On the technical side, you should look at whether you have back-ups, or can put in place work-arounds (while checking the risks of further data exfiltration). As for theft of data – that the criminals increasingly carry out, besides freezing your IT, the guidance warns – you should not trust a promise to delete the stolen data once a ransom is paid. “It is good practice for organisations to carry out an assessment to determine what data was compromised and how sensitive it is.”
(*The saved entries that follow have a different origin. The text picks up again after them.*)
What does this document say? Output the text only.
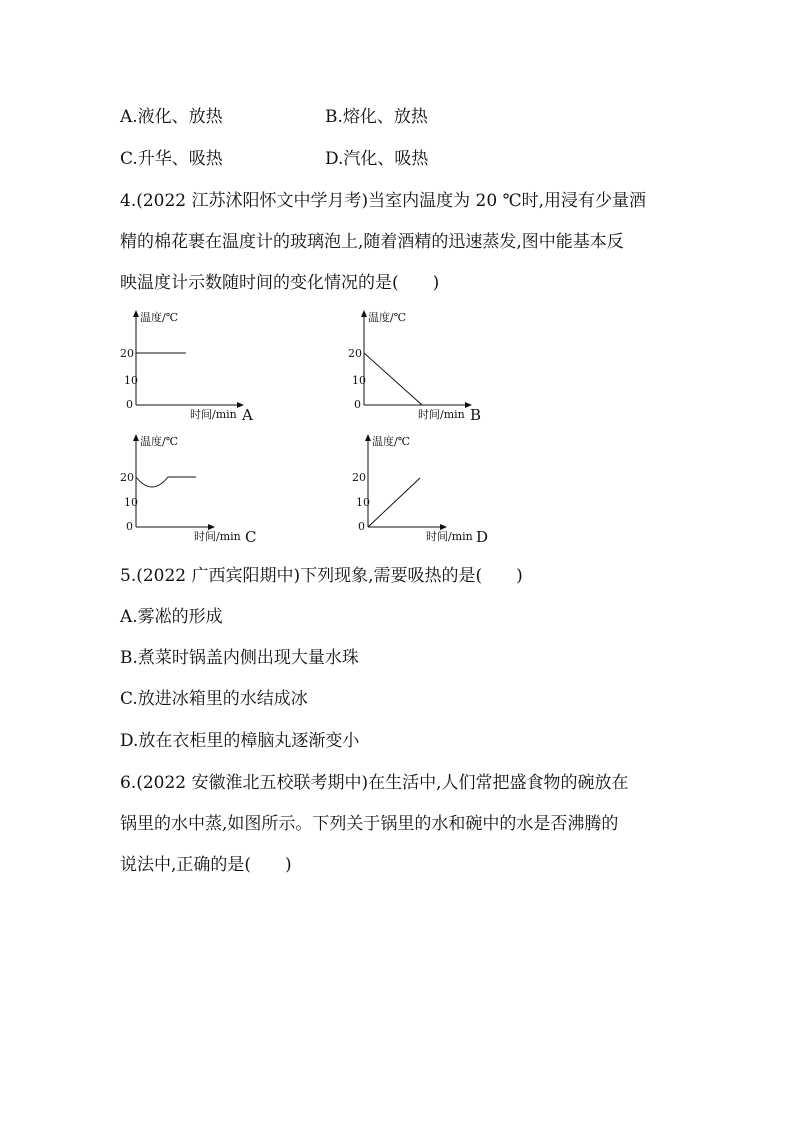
A.液化、放热	B.熔化、放热
C.升华、吸热	D.汽化、吸热
4.(2022 江苏沭阳怀文中学月考)当室内温度为 20 ℃时,用浸有少量酒
精的棉花裹在温度计的玻璃泡上,随着酒精的迅速蒸发,图中能基本反
映温度计示数随时间的变化情况的是(　　)
温度/℃
20
10
0
时间/min A
温度/℃
20
10
0
时间/min B
温度/℃
20
10
0
时间/min C
温度/℃
20
10
0
时间/min D
5.(2022 广西宾阳期中)下列现象,需要吸热的是(　　)
A.雾凇的形成
B.煮菜时锅盖内侧出现大量水珠
C.放进冰箱里的水结成冰
D.放在衣柜里的樟脑丸逐渐变小
6.(2022 安徽淮北五校联考期中)在生活中,人们常把盛食物的碗放在
锅里的水中蒸,如图所示。下列关于锅里的水和碗中的水是否沸腾的
说法中,正确的是(　　)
The document advises that even if the criminals provide a decryption key, it may take time to work; using back-ups may prove quicker. As for procedure, the guidance suggests that you record any decisions, including if you have to present your case to a regulator such as the Information Commissioner’s Office (ICO) in the UK. After the incident, check where the attack came and mitigate, or else you could be open to further ‘incidents’.
For the guidance, visit https://www.gov.uk/government/publications/cri-guidance-for-organisations-during-ransomware-incidents/cri-guidance-for-organisations-during-ransomware-incidents.
What they say
The guidance was released at the Initiative’s 2024 gathering. Home Office Security Minister Dan Jarvis said: “Cyber criminality does not recognise borders. That is why international co-operation is vital to tackle the shared threat of ransomware attacks. This guidance will hit the wallets of cyber criminals, and ultimately help to protect businesses in the UK and around the world.”
In May the UK official National Cyber Security Centre (NCSC) with the Association of British Insurers (ABI), British Insurance Brokersโ Association (BIBA) and International Underwriting Association (IUA) issued similarly ‘Guidance for organisations considering payment in ransomware incidents’.
October is Cyber Security Awareness Month.